Same as Pentium 3 of same era, thermal throttling on socket A was supposed to be implemented by Motherboard vendors using chip integrated thermal diode. Pentium 3 would burn same way if put on a motherboard with non working thermal cutout.

1 comments

> thermal throttling on socket A was supposed to be implemented by Motherboard vendors using chip integrated thermal diode

TBirds and spitfire didn't have die sensor, that was first on Palomino/Morgan.

That said I've seen P4s die due to cooler failure so it was still dumb.

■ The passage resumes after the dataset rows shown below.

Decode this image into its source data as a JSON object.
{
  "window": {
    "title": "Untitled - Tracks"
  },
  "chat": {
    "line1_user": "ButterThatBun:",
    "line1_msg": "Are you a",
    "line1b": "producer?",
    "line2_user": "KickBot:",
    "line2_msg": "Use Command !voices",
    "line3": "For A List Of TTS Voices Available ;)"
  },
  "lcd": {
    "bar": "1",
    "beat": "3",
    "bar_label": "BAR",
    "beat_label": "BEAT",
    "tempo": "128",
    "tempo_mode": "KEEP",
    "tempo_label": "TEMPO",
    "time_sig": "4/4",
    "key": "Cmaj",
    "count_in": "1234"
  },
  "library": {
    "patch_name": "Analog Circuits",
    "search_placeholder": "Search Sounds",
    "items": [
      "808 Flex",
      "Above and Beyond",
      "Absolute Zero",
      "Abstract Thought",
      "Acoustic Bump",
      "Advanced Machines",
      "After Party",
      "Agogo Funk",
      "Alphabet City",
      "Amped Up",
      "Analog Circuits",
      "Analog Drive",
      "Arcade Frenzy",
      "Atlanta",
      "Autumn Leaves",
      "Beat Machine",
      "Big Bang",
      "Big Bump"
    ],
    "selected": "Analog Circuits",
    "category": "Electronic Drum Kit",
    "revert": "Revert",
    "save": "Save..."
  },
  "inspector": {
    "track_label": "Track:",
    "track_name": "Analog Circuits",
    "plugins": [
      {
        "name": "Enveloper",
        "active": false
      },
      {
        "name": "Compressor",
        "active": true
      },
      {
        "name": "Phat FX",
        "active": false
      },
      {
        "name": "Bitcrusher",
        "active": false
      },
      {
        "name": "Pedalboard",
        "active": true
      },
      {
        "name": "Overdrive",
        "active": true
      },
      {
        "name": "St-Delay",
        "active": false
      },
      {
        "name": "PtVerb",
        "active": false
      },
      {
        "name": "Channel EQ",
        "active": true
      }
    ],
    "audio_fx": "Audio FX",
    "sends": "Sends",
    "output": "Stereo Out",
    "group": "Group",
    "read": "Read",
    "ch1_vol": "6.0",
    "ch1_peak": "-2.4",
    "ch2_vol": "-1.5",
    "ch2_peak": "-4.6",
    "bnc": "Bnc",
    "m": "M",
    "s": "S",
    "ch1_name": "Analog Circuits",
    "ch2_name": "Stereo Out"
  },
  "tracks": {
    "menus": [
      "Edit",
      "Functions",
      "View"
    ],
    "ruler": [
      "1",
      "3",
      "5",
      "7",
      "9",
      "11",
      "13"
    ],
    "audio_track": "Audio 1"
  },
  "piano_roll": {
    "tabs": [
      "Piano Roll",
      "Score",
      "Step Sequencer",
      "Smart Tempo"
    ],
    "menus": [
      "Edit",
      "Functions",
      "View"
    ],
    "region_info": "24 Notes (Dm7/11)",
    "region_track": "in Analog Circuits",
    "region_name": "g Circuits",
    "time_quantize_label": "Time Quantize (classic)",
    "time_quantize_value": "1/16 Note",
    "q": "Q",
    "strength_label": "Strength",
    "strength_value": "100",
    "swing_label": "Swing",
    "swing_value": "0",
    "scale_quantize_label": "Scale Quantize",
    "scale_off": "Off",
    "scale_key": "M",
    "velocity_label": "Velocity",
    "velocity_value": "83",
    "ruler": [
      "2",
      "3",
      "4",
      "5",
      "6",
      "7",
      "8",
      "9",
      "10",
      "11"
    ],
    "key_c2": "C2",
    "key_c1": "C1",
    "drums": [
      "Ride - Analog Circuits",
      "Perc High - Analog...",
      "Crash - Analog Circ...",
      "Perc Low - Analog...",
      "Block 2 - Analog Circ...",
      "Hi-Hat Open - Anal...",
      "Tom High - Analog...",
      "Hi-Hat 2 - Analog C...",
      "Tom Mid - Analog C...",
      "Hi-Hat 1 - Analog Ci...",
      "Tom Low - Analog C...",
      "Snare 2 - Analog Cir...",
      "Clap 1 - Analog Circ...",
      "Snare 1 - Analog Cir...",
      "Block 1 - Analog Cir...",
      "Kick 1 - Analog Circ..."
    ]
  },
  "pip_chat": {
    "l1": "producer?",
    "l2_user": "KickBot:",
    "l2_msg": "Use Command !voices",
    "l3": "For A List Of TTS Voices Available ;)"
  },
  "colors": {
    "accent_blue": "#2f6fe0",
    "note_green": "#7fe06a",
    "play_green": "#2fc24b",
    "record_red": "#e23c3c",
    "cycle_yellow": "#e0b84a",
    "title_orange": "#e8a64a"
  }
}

This is from that Toms article:

"Just like AMD's mobile Athlon4 processors, AthlonMP is based on AMD's new 'Palomino'-core, which will also be used in the upcoming AthlonXP processor. This core comes equipped with a thermal diode that is required for Mobile Athlon4's clock throttling abilities. Unfortunately Palomino is still lacking a proper on-die thermal protection logic. A motherboard that doesn't read the thermal diode is unable to protect the new Athlon processor from a heat death. We used a specific Palomino motherboard, Siemens' D1289 with VIA's KT266 chipset."

Intel suggested Siemens D1289 board for the test, board didnt have thermal protection. Intel suggested (or even delivered) Pentium III motherboard with working thermal protection.